Erg belangrijk ook is het vermogen dat in de regulator verloren gaat. Dit vermogen
is de stroom door de regulator vermenigvuldigd met het verschil tussen in- en
uitgangsspanning. Stel, we sluiten de 78S15 (een regulator van 15 volt en
maximaal 2 ampère) aan op een ingangsspanning van 20 volt, en we trekken een
stroom van 1,5 ampère. De regulator krijgt dan een vermogen te verstoken van
P = I · (Uin - Uuit)
dus
P = 1,5 · (20 - 15) = 7,5 watt
Ook al worden de maximale ingangsspanning en stroom niet overschreden, de
regulator moet bij dit vermogen beslist gekoeld worden, anders gaat hij stuk. Als
vuistregel kun je aannemen dat een onderdeel in een TO220-behuizing tot
ongeveer 1 watt kan verdragen zonder koeling; bij grotere vermogens is koeling
vereist.
Overige onderdelen
Aan de uitgangscondensator valt weinig te berekenen; hiervoor kan meestal zonder
problemen iets van 10μF worden genomen. Let wel op dat ook dit een
elektrolytische condensator is, waarbij de juiste polariteit erg belangrijk is. Let er
ook even op dat deze condensator een voldoende hoge werkspanning heeft.

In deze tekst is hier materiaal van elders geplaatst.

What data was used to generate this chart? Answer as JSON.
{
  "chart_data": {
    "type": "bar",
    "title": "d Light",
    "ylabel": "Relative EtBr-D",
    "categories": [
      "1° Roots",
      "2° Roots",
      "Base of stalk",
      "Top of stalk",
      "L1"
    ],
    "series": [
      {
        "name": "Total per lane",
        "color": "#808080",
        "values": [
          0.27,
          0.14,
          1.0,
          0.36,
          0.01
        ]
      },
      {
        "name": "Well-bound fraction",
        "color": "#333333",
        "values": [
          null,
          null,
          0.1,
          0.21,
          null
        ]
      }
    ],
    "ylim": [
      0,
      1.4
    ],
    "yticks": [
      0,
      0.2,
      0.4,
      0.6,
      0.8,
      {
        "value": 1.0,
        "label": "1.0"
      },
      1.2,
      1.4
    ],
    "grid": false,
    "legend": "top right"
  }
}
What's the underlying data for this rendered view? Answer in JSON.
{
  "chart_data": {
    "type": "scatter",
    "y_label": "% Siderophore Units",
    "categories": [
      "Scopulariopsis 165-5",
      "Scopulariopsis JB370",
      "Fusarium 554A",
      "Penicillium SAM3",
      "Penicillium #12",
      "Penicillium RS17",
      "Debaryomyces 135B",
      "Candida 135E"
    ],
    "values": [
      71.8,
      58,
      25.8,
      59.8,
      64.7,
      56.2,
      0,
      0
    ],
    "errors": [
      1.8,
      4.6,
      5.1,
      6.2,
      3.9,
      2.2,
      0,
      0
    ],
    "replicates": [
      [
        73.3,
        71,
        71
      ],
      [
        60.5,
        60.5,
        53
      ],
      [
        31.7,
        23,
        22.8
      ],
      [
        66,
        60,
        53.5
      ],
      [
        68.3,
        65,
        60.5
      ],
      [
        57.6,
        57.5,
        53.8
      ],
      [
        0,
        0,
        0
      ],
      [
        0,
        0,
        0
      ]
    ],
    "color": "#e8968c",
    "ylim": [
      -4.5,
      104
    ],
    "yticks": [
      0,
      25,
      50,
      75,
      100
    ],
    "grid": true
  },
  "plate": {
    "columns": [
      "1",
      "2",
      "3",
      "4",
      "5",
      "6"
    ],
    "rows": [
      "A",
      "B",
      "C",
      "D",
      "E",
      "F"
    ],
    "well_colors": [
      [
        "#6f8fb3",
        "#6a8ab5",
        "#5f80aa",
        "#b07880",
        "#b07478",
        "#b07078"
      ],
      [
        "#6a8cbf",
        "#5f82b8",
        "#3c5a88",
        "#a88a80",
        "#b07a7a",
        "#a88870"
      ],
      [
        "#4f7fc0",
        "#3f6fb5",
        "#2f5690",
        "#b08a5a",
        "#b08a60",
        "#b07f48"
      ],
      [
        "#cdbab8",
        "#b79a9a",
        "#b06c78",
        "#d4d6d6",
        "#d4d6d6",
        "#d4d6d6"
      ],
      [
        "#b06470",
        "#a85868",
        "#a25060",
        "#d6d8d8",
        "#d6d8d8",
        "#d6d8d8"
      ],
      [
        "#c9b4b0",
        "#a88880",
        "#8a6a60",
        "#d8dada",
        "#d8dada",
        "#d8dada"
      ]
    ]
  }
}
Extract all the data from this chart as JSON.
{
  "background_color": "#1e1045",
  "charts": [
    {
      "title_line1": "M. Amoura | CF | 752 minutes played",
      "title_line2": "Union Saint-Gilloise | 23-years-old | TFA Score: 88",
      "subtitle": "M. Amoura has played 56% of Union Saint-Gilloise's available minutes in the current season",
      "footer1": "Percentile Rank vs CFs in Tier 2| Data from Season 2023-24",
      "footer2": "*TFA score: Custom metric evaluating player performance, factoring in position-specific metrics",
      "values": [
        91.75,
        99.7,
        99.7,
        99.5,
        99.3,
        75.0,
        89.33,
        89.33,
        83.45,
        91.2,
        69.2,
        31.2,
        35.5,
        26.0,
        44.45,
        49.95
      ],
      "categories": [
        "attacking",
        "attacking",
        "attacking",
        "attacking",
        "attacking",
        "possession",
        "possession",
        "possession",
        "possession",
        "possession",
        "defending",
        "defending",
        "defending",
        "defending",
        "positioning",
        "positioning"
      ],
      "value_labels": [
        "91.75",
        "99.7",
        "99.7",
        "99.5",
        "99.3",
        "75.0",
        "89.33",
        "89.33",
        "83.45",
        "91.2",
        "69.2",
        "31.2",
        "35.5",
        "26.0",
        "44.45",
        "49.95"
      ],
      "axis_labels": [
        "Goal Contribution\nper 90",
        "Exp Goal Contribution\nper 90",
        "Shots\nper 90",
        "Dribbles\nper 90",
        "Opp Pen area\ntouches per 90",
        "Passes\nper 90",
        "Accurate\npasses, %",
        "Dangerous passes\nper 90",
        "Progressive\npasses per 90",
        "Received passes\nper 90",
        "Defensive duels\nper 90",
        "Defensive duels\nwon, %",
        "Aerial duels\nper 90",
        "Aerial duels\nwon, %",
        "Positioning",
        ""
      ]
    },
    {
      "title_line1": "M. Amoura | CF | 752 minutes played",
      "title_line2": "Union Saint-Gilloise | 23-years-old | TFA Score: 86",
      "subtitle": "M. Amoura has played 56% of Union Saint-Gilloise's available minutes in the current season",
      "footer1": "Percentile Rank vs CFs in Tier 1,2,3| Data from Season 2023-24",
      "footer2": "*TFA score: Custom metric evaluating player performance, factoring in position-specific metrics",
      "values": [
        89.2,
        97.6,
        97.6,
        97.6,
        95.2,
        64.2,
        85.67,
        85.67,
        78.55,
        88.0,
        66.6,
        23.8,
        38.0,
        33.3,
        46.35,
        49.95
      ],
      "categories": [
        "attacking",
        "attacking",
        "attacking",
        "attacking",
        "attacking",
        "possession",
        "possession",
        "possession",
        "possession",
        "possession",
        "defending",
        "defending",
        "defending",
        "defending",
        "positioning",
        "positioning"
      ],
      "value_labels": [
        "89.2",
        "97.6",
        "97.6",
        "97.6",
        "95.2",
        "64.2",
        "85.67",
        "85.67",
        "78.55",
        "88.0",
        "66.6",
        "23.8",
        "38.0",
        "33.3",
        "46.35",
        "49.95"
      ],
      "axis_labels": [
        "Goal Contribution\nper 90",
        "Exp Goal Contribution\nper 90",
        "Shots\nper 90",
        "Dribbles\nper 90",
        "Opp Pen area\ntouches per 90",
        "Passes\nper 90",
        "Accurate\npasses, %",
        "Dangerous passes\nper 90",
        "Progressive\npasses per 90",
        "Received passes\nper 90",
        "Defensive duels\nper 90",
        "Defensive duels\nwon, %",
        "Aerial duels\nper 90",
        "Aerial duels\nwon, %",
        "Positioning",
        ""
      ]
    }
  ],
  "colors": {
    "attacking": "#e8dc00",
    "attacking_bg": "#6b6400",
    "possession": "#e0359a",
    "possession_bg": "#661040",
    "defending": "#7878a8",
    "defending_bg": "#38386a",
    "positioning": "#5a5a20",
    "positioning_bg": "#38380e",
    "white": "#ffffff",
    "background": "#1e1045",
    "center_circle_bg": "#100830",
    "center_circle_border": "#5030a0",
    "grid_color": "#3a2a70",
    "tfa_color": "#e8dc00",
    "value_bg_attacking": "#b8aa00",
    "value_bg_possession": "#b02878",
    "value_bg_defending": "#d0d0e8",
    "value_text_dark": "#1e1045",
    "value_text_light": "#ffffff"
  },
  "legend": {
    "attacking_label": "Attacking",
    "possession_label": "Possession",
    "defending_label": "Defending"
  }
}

De ontstoorcondensatoren zijn doorgaans vaste typen van circa 0,1μF, zonder
polarisatie. Hierbij maakt het niet uit hoe ze worden aangesloten.
Een onderdeel dat we nog niet eerder hebben genoemd is de zekering. Dit is een
beveiliging die brand en andere schade kan voorkomen als de voeding kortgesloten
of overbelast wordt, of defect raakt. Vaak worden in een voeding twee zekeringen
gebruikt: de eerste in de aansluiting van de netspanning, nog vóór de
transformator. Deze zekering moet de waarde krijgen die door de fabrikant van de
transformator is opgegeven; als deze waarde onbekend is, neem dan de
uitgangsstroom van de voeding en deel deze door de verhouding tussen de
netspanning en de secundaire spanning van de transformator.